Briefs | Sweden summons Chinese ambassador

Sweden has summoned China’s ambassador in the Scandinavian country over reports that Hong Kong bookseller Gui Minhai, a Swedish citizen, has been taken away by Chinese authorities again after being released into house arrest last October. Ministry spokesman Rasmus Eljanskog said yesterday that Foreign Minister Margot Wallstrom met with the ambassador to discuss the issue, but could not provide further details. Gui, a Chinese-born Swedish national, ran a Hong Kong publishing company specializing in gossipy tales about high-level Chinese politics when he disappeared from his Thai holiday home about two years ago. He later turned up on mainland China in police custody. His daughter, Angela Gui, told Swedish radio that he was on a train with two Swedish diplomats when a group of police officers seized him.

Young HK activist Wong bailed again

Hong Kong democracy activist Joshua Wong said a court granted him bail yesterday so he can appeal a second prison sentence related to 2014’s “Umbrella Movement” protests in the semiautonomous Chinese city. “Hello World. The court approved my bail application,” the 21-year-old Wong tweeted after the hearing. Last week he was sentenced to three months in prison after pleading guilty to a contempt charge for failing to obey a court order to leave a protest camp during the 79-day pro-democracy protests that brought parts of Hong Kong to a standstill. A two-judge panel at the High Court agreed with Wong’s lawyers that the trial judge failed to consider his young age at the time of sentencing, local broadcaster RTHK reported. Wong was the most prominent of the student activists leading the 2014 protests against Beijing’s plan to limit elections for the city’s top leader.

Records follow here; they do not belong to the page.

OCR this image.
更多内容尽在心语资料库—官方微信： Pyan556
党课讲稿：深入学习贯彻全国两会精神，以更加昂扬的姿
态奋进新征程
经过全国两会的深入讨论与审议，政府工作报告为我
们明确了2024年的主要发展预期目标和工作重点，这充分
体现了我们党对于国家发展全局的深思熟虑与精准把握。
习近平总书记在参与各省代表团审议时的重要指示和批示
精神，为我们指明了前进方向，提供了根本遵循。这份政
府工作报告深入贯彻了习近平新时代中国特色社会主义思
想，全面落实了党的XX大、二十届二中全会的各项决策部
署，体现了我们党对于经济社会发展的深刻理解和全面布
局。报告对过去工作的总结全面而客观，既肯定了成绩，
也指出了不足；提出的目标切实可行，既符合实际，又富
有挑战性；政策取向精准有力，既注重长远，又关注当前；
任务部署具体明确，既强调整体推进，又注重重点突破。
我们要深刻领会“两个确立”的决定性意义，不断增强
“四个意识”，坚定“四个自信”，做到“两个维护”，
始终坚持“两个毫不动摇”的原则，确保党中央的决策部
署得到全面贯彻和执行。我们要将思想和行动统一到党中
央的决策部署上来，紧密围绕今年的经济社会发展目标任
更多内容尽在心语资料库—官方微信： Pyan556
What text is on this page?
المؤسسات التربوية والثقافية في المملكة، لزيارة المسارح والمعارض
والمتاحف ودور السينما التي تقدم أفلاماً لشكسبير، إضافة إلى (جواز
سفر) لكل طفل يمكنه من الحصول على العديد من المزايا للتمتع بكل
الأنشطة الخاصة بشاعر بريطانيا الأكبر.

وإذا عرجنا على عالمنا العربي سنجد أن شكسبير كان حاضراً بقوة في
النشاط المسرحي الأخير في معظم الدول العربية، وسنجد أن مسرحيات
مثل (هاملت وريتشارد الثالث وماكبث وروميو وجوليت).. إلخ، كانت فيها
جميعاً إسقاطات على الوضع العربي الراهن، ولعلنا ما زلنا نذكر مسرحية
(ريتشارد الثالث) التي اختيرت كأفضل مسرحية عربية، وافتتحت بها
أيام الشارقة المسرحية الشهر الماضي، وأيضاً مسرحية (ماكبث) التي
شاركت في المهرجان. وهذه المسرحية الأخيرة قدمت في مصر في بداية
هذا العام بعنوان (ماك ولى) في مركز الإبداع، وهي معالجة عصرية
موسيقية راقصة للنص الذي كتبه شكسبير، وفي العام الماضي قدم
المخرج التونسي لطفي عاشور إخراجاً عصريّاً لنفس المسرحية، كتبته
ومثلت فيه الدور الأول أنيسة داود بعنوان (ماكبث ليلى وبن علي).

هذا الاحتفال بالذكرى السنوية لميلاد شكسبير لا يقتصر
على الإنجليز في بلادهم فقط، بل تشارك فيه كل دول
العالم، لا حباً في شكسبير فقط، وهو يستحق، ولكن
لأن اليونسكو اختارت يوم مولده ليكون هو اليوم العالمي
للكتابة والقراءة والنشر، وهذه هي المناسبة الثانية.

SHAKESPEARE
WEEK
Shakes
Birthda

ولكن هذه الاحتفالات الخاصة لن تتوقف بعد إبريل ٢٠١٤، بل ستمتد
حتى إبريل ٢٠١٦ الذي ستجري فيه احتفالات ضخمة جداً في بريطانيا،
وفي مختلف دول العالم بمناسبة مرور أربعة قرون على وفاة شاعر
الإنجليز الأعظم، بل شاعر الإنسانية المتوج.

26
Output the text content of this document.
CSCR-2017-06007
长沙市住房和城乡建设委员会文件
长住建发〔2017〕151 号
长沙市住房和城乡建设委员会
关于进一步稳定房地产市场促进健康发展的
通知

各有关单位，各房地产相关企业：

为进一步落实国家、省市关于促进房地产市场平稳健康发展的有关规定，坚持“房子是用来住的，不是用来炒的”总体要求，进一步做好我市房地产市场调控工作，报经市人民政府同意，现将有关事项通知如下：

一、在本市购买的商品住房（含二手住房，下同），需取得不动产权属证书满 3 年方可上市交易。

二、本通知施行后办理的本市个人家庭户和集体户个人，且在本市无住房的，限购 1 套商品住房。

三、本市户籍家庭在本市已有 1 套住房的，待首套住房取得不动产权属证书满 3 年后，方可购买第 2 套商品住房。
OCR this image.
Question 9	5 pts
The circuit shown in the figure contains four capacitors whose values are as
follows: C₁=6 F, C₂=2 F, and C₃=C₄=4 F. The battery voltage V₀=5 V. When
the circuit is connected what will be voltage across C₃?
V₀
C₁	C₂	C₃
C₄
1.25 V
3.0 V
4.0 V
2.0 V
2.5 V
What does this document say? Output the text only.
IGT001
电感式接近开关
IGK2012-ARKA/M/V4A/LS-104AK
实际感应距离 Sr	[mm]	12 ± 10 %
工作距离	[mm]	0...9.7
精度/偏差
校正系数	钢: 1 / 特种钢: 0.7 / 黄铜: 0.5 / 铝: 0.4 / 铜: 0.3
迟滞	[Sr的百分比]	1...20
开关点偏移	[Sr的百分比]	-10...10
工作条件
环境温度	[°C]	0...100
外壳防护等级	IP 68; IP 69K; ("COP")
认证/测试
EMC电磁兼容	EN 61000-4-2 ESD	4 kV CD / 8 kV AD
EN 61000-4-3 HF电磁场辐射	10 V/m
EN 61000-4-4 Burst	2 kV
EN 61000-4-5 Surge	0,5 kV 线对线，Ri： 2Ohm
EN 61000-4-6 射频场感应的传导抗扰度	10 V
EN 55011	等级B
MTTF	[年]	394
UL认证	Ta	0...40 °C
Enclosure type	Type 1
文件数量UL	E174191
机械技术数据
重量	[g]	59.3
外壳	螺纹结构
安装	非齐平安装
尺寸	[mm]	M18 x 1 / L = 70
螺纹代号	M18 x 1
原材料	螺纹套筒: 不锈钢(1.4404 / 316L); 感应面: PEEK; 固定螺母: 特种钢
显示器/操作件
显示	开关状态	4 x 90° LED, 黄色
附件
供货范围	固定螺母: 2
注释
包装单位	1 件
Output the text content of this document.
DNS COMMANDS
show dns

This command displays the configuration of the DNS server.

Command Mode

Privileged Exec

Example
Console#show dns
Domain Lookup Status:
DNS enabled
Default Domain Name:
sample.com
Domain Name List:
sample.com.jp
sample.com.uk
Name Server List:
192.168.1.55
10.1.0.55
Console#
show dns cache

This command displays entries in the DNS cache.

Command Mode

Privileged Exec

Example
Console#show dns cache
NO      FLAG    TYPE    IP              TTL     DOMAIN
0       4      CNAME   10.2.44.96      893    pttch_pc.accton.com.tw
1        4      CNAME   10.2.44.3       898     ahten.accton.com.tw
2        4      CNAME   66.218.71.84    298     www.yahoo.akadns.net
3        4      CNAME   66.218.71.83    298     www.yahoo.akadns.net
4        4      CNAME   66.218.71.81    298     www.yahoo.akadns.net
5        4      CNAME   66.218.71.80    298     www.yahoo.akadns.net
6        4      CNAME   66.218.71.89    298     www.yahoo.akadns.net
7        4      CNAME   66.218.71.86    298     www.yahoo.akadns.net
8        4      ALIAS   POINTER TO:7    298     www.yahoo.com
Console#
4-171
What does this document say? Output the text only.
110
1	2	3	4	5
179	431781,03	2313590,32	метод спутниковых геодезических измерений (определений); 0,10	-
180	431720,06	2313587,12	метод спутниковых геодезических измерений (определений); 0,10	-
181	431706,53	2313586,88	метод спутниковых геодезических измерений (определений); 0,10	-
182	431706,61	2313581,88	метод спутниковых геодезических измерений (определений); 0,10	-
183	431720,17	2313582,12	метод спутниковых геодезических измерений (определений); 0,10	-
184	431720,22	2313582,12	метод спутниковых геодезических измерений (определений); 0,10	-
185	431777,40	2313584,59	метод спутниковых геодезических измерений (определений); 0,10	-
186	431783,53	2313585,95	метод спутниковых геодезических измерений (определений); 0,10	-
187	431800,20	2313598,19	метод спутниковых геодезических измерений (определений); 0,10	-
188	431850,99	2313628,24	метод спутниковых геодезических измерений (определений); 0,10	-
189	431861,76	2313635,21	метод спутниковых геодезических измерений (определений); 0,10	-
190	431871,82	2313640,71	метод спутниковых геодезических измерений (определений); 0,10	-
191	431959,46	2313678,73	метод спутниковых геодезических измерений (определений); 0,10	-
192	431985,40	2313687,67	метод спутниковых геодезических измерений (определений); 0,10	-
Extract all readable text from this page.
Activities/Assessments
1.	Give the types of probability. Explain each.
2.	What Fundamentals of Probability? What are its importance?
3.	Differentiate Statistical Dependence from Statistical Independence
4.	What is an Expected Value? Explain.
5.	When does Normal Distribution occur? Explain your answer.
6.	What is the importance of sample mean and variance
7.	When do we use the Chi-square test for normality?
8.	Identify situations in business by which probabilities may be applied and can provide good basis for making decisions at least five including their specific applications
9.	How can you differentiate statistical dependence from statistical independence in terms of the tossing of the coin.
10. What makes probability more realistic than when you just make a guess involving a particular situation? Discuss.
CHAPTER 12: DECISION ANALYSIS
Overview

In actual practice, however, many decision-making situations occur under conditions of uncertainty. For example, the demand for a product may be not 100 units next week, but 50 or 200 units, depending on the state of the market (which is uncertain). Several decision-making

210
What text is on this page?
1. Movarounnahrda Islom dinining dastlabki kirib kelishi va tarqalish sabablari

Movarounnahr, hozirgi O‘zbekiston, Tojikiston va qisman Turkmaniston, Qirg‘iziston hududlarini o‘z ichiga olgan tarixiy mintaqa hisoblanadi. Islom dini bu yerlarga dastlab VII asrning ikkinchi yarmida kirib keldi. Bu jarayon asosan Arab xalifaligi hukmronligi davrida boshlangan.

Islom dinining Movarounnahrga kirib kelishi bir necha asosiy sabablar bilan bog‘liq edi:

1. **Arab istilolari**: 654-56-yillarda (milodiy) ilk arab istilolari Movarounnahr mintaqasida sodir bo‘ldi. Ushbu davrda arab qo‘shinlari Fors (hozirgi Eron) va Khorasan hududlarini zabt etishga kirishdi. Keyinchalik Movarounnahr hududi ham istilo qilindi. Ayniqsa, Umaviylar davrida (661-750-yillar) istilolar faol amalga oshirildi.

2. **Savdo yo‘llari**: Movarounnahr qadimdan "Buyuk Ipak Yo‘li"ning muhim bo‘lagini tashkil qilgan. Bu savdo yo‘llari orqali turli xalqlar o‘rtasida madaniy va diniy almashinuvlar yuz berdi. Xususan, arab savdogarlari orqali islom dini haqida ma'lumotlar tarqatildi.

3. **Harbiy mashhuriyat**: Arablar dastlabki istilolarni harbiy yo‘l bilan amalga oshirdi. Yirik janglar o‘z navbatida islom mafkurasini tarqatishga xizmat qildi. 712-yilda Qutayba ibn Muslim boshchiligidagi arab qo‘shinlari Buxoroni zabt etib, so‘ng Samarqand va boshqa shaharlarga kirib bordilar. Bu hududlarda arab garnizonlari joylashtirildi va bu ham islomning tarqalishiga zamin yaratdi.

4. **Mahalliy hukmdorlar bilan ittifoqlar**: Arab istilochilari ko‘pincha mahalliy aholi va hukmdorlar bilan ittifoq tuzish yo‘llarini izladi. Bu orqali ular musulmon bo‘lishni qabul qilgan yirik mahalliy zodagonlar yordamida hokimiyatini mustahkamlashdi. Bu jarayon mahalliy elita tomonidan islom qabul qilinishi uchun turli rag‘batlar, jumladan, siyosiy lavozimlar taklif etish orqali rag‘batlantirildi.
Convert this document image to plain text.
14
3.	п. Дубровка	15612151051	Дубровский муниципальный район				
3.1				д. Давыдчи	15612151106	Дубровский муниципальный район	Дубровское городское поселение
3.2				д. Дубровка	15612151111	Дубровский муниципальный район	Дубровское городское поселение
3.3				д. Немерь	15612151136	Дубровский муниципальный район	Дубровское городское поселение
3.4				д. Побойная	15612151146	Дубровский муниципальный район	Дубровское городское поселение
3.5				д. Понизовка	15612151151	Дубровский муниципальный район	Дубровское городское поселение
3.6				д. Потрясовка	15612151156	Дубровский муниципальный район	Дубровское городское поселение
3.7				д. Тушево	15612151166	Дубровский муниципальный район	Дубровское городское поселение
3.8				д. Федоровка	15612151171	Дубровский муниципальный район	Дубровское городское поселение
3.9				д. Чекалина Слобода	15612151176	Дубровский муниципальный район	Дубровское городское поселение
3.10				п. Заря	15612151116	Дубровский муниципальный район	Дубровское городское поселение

Energy executive dismissed on graft charges

The deputy head of the Chinese Cabinet agency in charge of energy policy for the world’s second-largest economy has been dismissed on graft charges, the country’s anti-corruption agency said yesterday. The probe of Wang Xiaolin, a former longtime executive in the state-owned coal industry, adds to a string of senior officials who have been ensnared in President Xi Jinping’s marathon anti-corruption crackdown. Wang is suspected of “serious discipline violations,” the Central Commission for Discipline Inspection said, using the official euphemism for corruption. It said the case was handed over to prosecutors but gave no details of the accusations against him.